Skip to main content

rollback_file_patch

Function rollback_file_patch 

Source
pub async fn rollback_file_patch(
    pkg_path: &Path,
    file_name: &str,
    original_content: &[u8],
    expected_hash: &str,
) -> Result<(), Error>
Expand description

Rollback a single file to its original state by writing original_content (whose Git SHA256 must equal expected_hash).

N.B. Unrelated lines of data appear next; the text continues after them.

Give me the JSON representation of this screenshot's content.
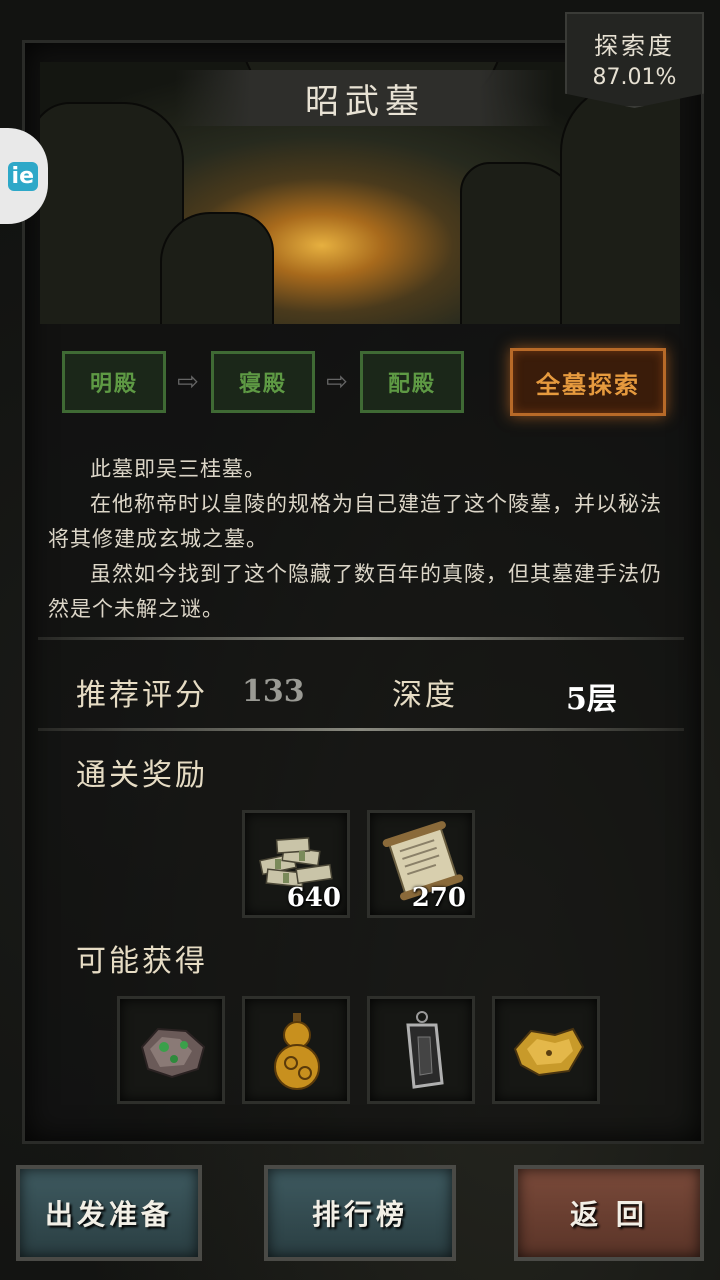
{
  "location_title": "昭武墓",
  "explore": {
    "label": "探索度",
    "value": "87.01%"
  },
  "side_badge": "ie",
  "stages": [
    "明殿",
    "寝殿",
    "配殿"
  ],
  "full_explore_label": "全墓探索",
  "description": [
    "此墓即吴三桂墓。",
    "在他称帝时以皇陵的规格为自己建造了这个陵墓，并以秘法将其修建成玄城之墓。",
    "虽然如今找到了这个隐藏了数百年的真陵，但其墓建手法仍然是个未解之谜。"
  ],
  "stats": {
    "score_label": "推荐评分",
    "score_value": "133",
    "depth_label": "深度",
    "depth_value": "5层"
  },
  "clear_rewards": {
    "title": "通关奖励",
    "items": [
      {
        "icon": "money-stack-icon",
        "count": "640"
      },
      {
        "icon": "scroll-icon",
        "count": "270"
      }
    ]
  },
  "possible_drops": {
    "title": "可能获得",
    "items": [
      {
        "icon": "jade-ore-icon"
      },
      {
        "icon": "golden-gourd-icon"
      },
      {
        "icon": "talisman-plate-icon"
      },
      {
        "icon": "gold-nugget-icon"
      }
    ]
  },
  "buttons": {
    "prepare": "出发准备",
    "ranking": "排行榜",
    "back": "返 回"
  },
  "colors": {
    "stage_green": "#5e9a44",
    "full_explore_orange": "#e69a3e",
    "score_grey": "#9a9a94",
    "depth_white": "#ffffff"
  }
}
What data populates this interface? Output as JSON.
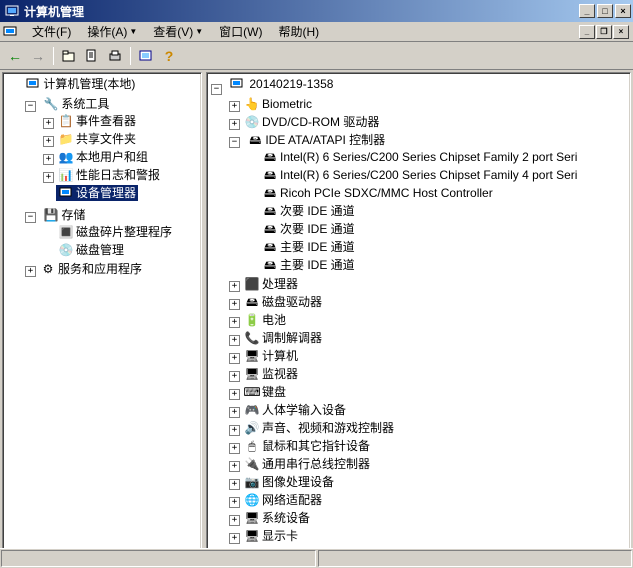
{
  "title": "计算机管理",
  "menus": {
    "file": "文件(F)",
    "action": "操作(A)",
    "view": "查看(V)",
    "window": "窗口(W)",
    "help": "帮助(H)"
  },
  "left_tree": {
    "root": "计算机管理(本地)",
    "system_tools": "系统工具",
    "event_viewer": "事件查看器",
    "shared_folders": "共享文件夹",
    "local_users": "本地用户和组",
    "perf_logs": "性能日志和警报",
    "device_manager": "设备管理器",
    "storage": "存储",
    "defrag": "磁盘碎片整理程序",
    "disk_mgmt": "磁盘管理",
    "services_apps": "服务和应用程序"
  },
  "right_tree": {
    "computer": "20140219-1358",
    "biometric": "Biometric",
    "dvdcd": "DVD/CD-ROM 驱动器",
    "ide_atapi": "IDE ATA/ATAPI 控制器",
    "intel_2port": "Intel(R) 6 Series/C200 Series Chipset Family 2 port Seri",
    "intel_4port": "Intel(R) 6 Series/C200 Series Chipset Family 4 port Seri",
    "ricoh": "Ricoh PCIe SDXC/MMC Host Controller",
    "sec_ide_1": "次要 IDE 通道",
    "sec_ide_2": "次要 IDE 通道",
    "pri_ide_1": "主要 IDE 通道",
    "pri_ide_2": "主要 IDE 通道",
    "processor": "处理器",
    "disk_drives": "磁盘驱动器",
    "battery": "电池",
    "modem": "调制解调器",
    "computer_cat": "计算机",
    "monitor": "监视器",
    "keyboard": "键盘",
    "hid": "人体学输入设备",
    "sound": "声音、视频和游戏控制器",
    "mouse": "鼠标和其它指针设备",
    "usb": "通用串行总线控制器",
    "imaging": "图像处理设备",
    "network": "网络适配器",
    "system_dev": "系统设备",
    "display": "显示卡"
  }
}
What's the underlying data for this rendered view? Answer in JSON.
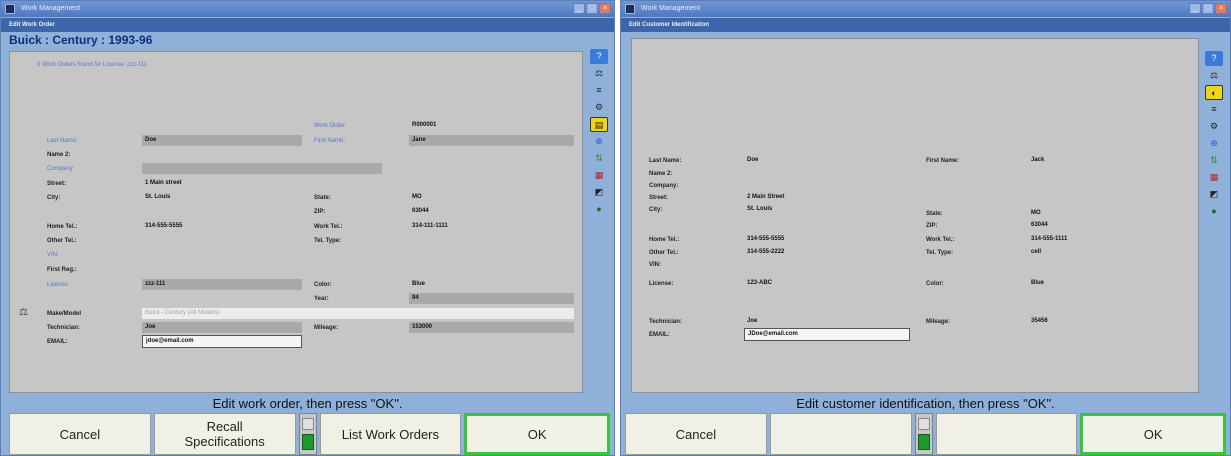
{
  "left": {
    "window_title": "Work Management",
    "subtitle": "Edit Work Order",
    "vehicle": "Buick : Century : 1993-96",
    "found_text": "0 Work Orders found for License: zzz-111",
    "fields": {
      "work_order_label": "Work Order:",
      "work_order": "R000001",
      "last_name_label": "Last Name:",
      "last_name": "Doe",
      "first_name_label": "First Name:",
      "first_name": "Jane",
      "name2_label": "Name 2:",
      "company_label": "Company:",
      "street_label": "Street:",
      "street": "1 Main street",
      "city_label": "City:",
      "city": "St. Louis",
      "state_label": "State:",
      "state": "MO",
      "zip_label": "ZIP:",
      "zip": "63044",
      "home_tel_label": "Home Tel.:",
      "home_tel": "314-555-5555",
      "work_tel_label": "Work Tel.:",
      "work_tel": "314-111-1111",
      "other_tel_label": "Other Tel.:",
      "tel_type_label": "Tel. Type:",
      "vin_label": "VIN:",
      "first_reg_label": "First Reg.:",
      "license_label": "License:",
      "license": "zzz-111",
      "color_label": "Color:",
      "color": "Blue",
      "year_label": "Year:",
      "year": "94",
      "make_model_label": "Make/Model",
      "make_model": "Buick - Century (All Models)",
      "technician_label": "Technician:",
      "technician": "Joe",
      "mileage_label": "Mileage:",
      "mileage": "153000",
      "email_label": "EMAIL:",
      "email": "jdoe@email.com"
    },
    "prompt": "Edit work order, then press \"OK\".",
    "buttons": {
      "cancel": "Cancel",
      "recall_1": "Recall",
      "recall_2": "Specifications",
      "list": "List Work Orders",
      "ok": "OK"
    }
  },
  "right": {
    "window_title": "Work Management",
    "subtitle": "Edit Customer Identification",
    "fields": {
      "last_name_label": "Last Name:",
      "last_name": "Doe",
      "first_name_label": "First Name:",
      "first_name": "Jack",
      "name2_label": "Name 2:",
      "company_label": "Company:",
      "street_label": "Street:",
      "street": "2 Main Street",
      "city_label": "City:",
      "city": "St. Louis",
      "state_label": "State:",
      "state": "MO",
      "zip_label": "ZIP:",
      "zip": "63044",
      "home_tel_label": "Home Tel.:",
      "home_tel": "314-555-5555",
      "work_tel_label": "Work Tel.:",
      "work_tel": "314-555-1111",
      "other_tel_label": "Other Tel.:",
      "other_tel": "314-555-2222",
      "tel_type_label": "Tel. Type:",
      "tel_type": "cell",
      "vin_label": "VIN:",
      "license_label": "License:",
      "license": "123-ABC",
      "color_label": "Color:",
      "color": "Blue",
      "technician_label": "Technician:",
      "technician": "Joe",
      "mileage_label": "Mileage:",
      "mileage": "35456",
      "email_label": "EMAIL:",
      "email": "JDoe@email.com"
    },
    "prompt": "Edit customer identification, then press \"OK\".",
    "buttons": {
      "cancel": "Cancel",
      "ok": "OK"
    }
  },
  "colors": {
    "window_bg": "#8fb1d9",
    "panel_bg": "#c6c6c6",
    "ok_border": "#3cc33c",
    "toggle_on": "#1f9a2e"
  }
}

This delegates to apply_file_patch, the hardened write path shared with apply. Rolling a file back is the exact same operation as patching it forward — “safely overwrite this file with these hash-verified bytes” — so it must get the exact same guarantees:

  • Atomic — the bytes are staged in the parent directory, fsync’d, and rename(2)d over the target. A crash or ENOSPC mid-write leaves either the old or the new content, never a truncated file.
  • Copy-on-write safe — a symlink/hardlink into a shared content store (pnpm, Nix, the Go module cache) is broken into a private inode first, so a rollback never bleeds into a sibling project’s copy or the store entry.
  • Validate-before-writeoriginal_content is hash-checked in memory before any disk write, so a corrupt blob is refused instead of being committed over the file and only then flagged.
  • Permission-faithful — the file’s mode + uid/gid are restored afterward. Because apply preserves a file’s original permissions when patching, the on-disk patched file already carries the pre-patch mode (e.g. a read-only 0o444 Go-cache source), and that exact mode is re-applied to the rolled-back inode.

The previous implementation used a bare in-place tokio::fs::write, which had none of these properties: it could corrupt a hardlinked sibling, leave a half-written file on a crash, write a bad blob over the file before discovering the hash mismatch, and leave a read-only file writable.